Role of copper in HMVEC filopodia extension. (A) HMVECs were plated in either gelatin- or Matrigel-coated dishes, stimulated with bFGF and VEGF, and untreated or exposed to 100 μM TEPA, 100 μM TTM, or 100 μM BCS. The cells were incubated for either 1.5 or 4 h, fixed and permeabilized, and stained with Hoescht 33342 and Alexa Fluor 660–phalloidin. Cells were then imaged, and the Hoescht signal and phalloidin signal were pseudocolored blue and red, respectively. (B) Areas at the tips of HMVEC filopodia extensions were scanned by XFM at high resolution. (Upper) The optical image and metal maps. (Lower) False-color images of P, Zn, and Cu and the overlay of these images.

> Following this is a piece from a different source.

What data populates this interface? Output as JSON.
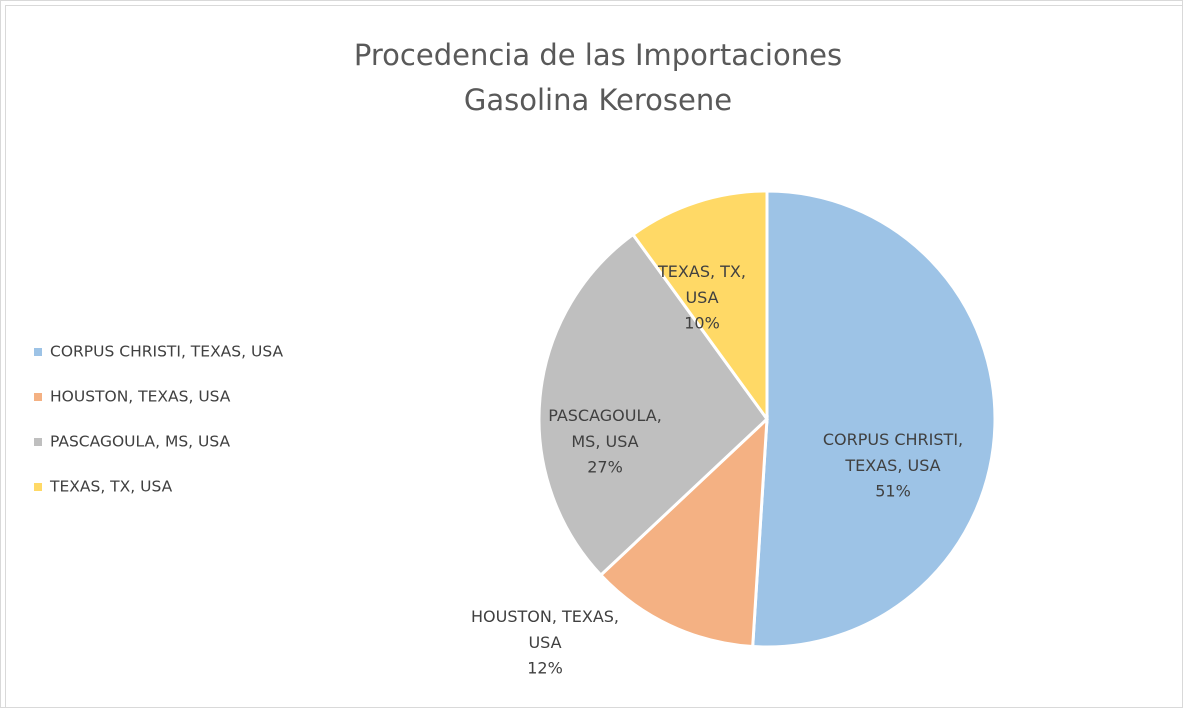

The in vivo specificity of copper chelation in inhibiting angiogenesis suggests that relocalization of copper may be specific to angiogenesis and not a general characteristic of cellular filopodia or process extension. Many proteins, such as semaphorins (28), ephrins (29), and netrin (30), have been shown to drive both endothelial and neuronal cell directional migration, yet only angiogenesis is known to be sensitive to copper chelation. We hypothesized therefore that there would not be a copper translocation during neural cell morphogenesis, as shown here during endothelial cell morphogenesis. We examined metal content and distribution over time in SH-SY5Y neuroblastoma cells, which when exposed to cytokines on basement membrane surfaces undergo maturative and morphological differentiation, including the extension of numerous neuritic processes (31). The results (Fig. 3) demonstrate that, although there is some degree of redistribution of copper along these newly formed neurites, no large-scale redistributions analogous to those seen in HMVECs were found. The mean ratio (± SD) of integrated copper between the periphery and the centrally localized cell body was 0.7 ± 0.1 in both cases. To extend this observation, we examined distributions of copper as neurally derived SK-MEL-131 cells were induced to extend cellular processes by treatment with topoisomerase-II and the tyrosine kinase inhibitor genistein (32). Here too, there was no statistically significant translocation of copper like that seen in the endothelial cells (Fig. 3). The average results for all three cells mapped under each condition gave mean ratios of copper between inner and outer regions of interest for untreated and treated cells at 0.8 ± 0.1 and 0.9 ± 0.1, respectively. Taken together, these data suggest that, although many cell types share some of the same molecular machinery for process extension, extensive copper translocation and secretion is uniquely associated with endothelial cell branching morphogenesis.
Fig. 3.
XFM scans of cells undergoing neural process extension. SH-SY5Y cells were applied to either gelatin- or Matrigel-coated silicon nitride windows and exposed to bFGF and IGF for 3 d. SK-MEL-131 cells were plated directly on silicon nitride windows and either untreated or exposed to 45 μM genistein for 2 d. The cells were fixed and washed, optical images were acquired, and the cells were scanned by XFM analysis. Representative output is shown, with the scale bar and color table shown below the scans. The maximum and minimum threshold values in micrograms per squared centimeter are given above each frame.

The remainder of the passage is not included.